The Province of Ontario has legislation known as the “Apology Act“.
When an injury occurs, the lawyers and insurance companies rush to the scene. The first thing they say to their clients is:
“don’t say anything”.
The question is how can this be helpful? Sometimes silence is the same as arrogance, and that simply encourages people to sue.
The new legislation permits an apology to be offered without it being considered as an admission of liability.

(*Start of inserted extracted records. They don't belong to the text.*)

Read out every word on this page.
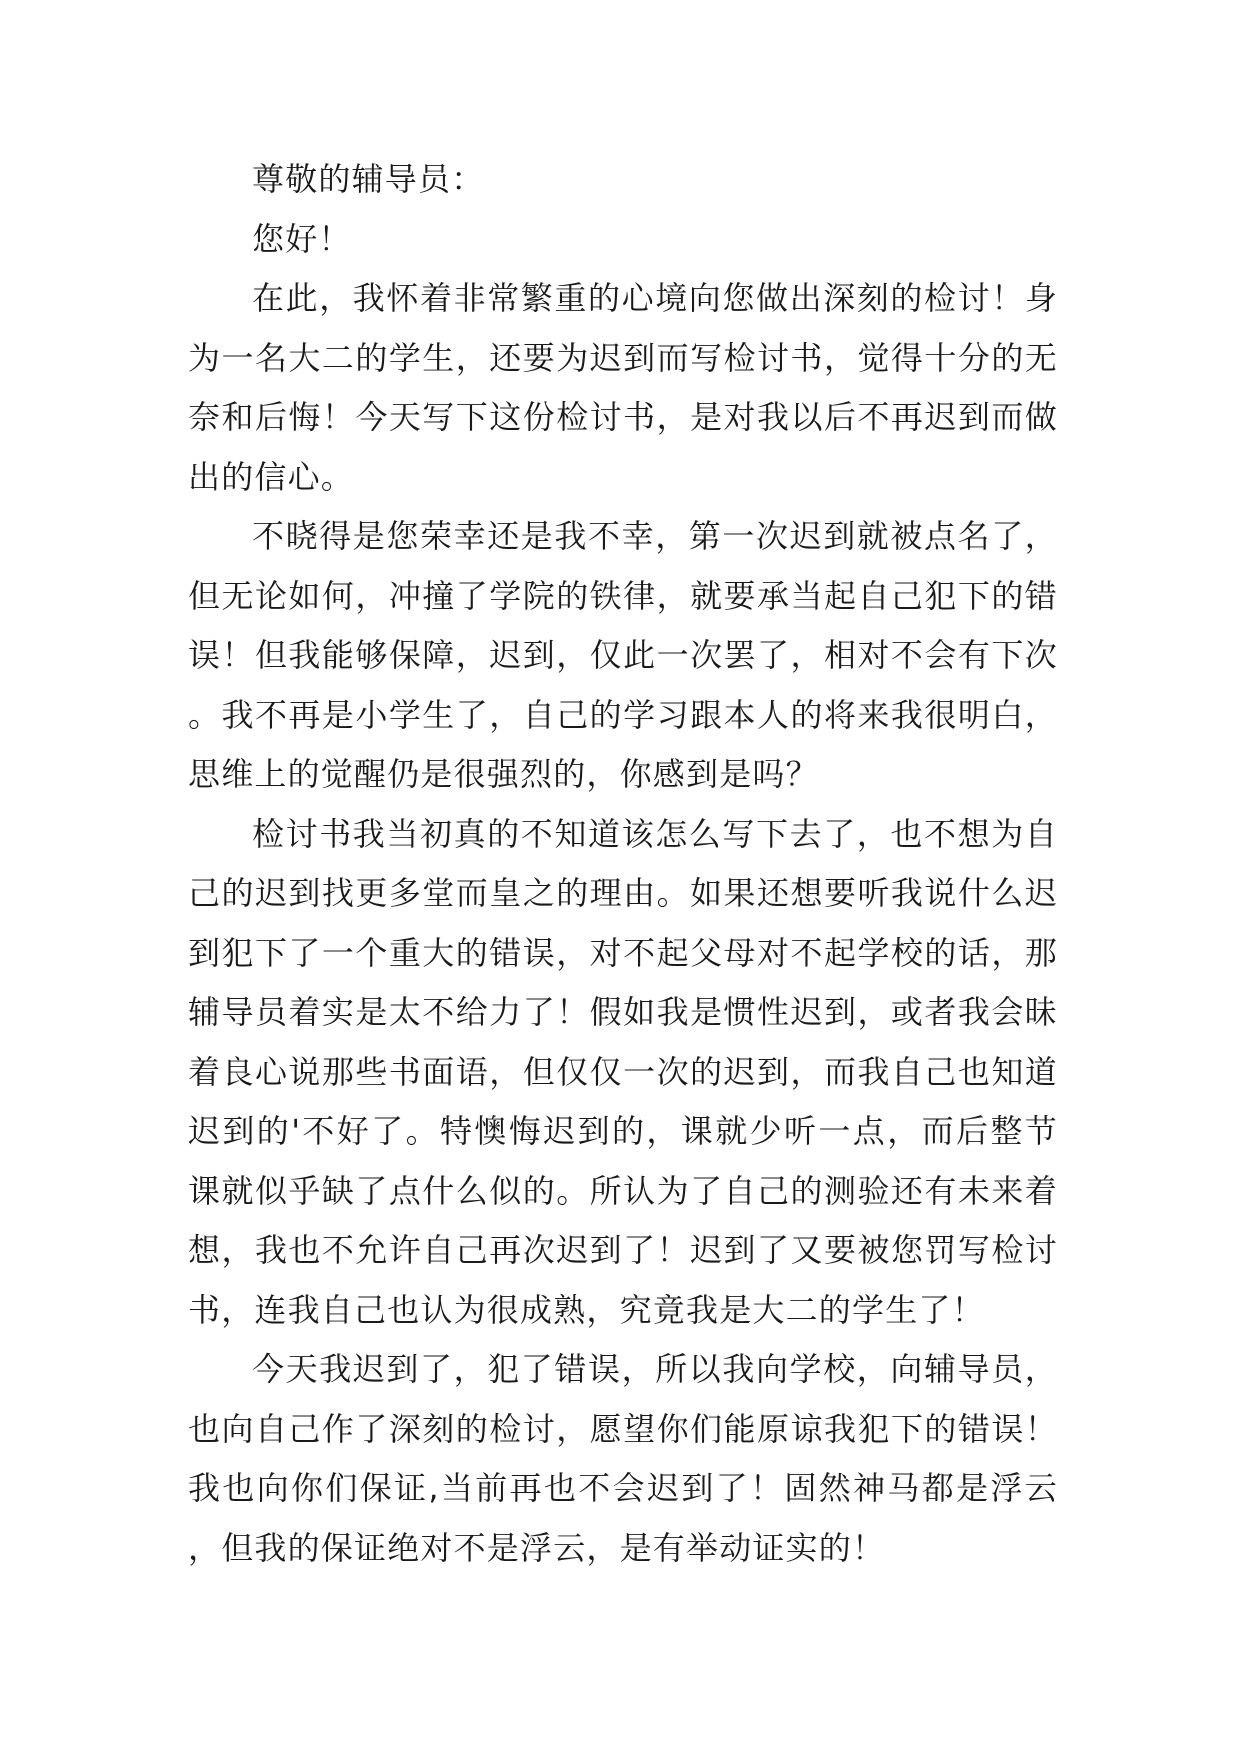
尊敬的辅导员：

您好！

在此，我怀着非常繁重的心境向您做出深刻的检讨！身为一名大二的学生，还要为迟到而写检讨书，觉得十分的无奈和后悔！今天写下这份检讨书，是对我以后不再迟到而做出的信心。

不晓得是您荣幸还是我不幸，第一次迟到就被点名了，但无论如何，冲撞了学院的铁律，就要承当起自己犯下的错误！但我能够保障，迟到，仅此一次罢了，相对不会有下次。我不再是小学生了，自己的学习跟本人的将来我很明白，思维上的觉醒仍是很强烈的，你感到是吗？

检讨书我当初真的不知道该怎么写下去了，也不想为自己的迟到找更多堂而皇之的理由。如果还想要听我说什么迟到犯下了一个重大的错误，对不起父母对不起学校的话，那辅导员着实是太不给力了！假如我是惯性迟到，或者我会昧着良心说那些书面语，但仅仅一次的迟到，而我自己也知道迟到的'不好了。特懊悔迟到的，课就少听一点，而后整节课就似乎缺了点什么似的。所认为了自己的测验还有未来着想，我也不允许自己再次迟到了！迟到了又要被您罚写检讨书，连我自己也认为很成熟，究竟我是大二的学生了！

今天我迟到了，犯了错误，所以我向学校，向辅导员，也向自己作了深刻的检讨，愿望你们能原谅我犯下的错误！我也向你们保证,当前再也不会迟到了！固然神马都是浮云，但我的保证绝对不是浮云，是有举动证实的！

Sometimes such a statement would nullify insurance coverage.
An “apology is defined as follows:
“apology” means an expression of sympathy or regret, a statement that a person is sorry or any other words or actions indicating contrition or commiseration, whether or not the words or actions admit fault or liability or imply an admission of fault or liability in connection with the matter to which the words or actions relate.
Effect of apology on liability
2. (1) An apology made by or on behalf of a person in connection with any matter,
(a) does not, in law, constitute an express or implied admission of fault or liability by the person in connection with that matter;
(b) does not, despite any wording to the contrary in any contract of insurance or indemnity and despite any other Act or law, void, impair or otherwise affect any insurance or indemnity coverage for any person in connection with that matter; and
(c) shall not be taken into account in any determination of fault or liability in connection with that matter.
Evidence of apology not admissible
(3) Despite any other Act or law, evidence of an apology made by or on behalf of a person in connection with any matter is not admissible in any civil proceeding, administrative proceeding or arbitration as evidence of the fault or liability of any person in connection with that matter.
(4) However, if a person makes an apology while testifying at a civil proceeding, including while testifying at an out of court examination in the context of the civil proceeding, at an administrative proceeding or at an arbitration, this section does not apply to the apology for the purposes of that proceeding or arbitration.
The purpose of the new law is to ensure that an apology does not constitute an admission of fault or liability by the person, except for the purposes of a proceeding under the Provincial Offences Act , and does not affect the insurance coverage available to any person in relation to that matter.
Also, an apology is not admissible in any civil proceeding, administrative proceeding or arbitration as evidence of the fault or liability of any person in relation to that matter.
However, if someone apologizes while testifying at a civil proceeding, administrative proceeding or arbitration, the benefit of this legislation does not apply for the purposes of that proceeding or arbitration.
The legislation will be helpful in certain limited circumstances. It will aid professionals who were negligent, particularly doctors. Often a patient’s family may be reluctant to sue if an apology were provided by a doctor or hospital. Silence is interpreted as arrogance, and incites the patient and their family.
It will also assist large corporations, gas companies with explosions, food companies distributing contaminated products and so on. Again, the arrogance factor is mitigated by offering an apology and an explanation.
When it comes to real estate agents, this legislation is not of much help. As a collective group, real estate agents are not generally viewed as arrogant. If there is a loss caused by an agent, then there is a reasonable likelihood of a lawsuit. Apologies really aren’t here nor there. The damage is financial and there is no personal injury.
Consequently, the Act will have little if any benefit to the real estate community.
If you’re going to be sued, you will be!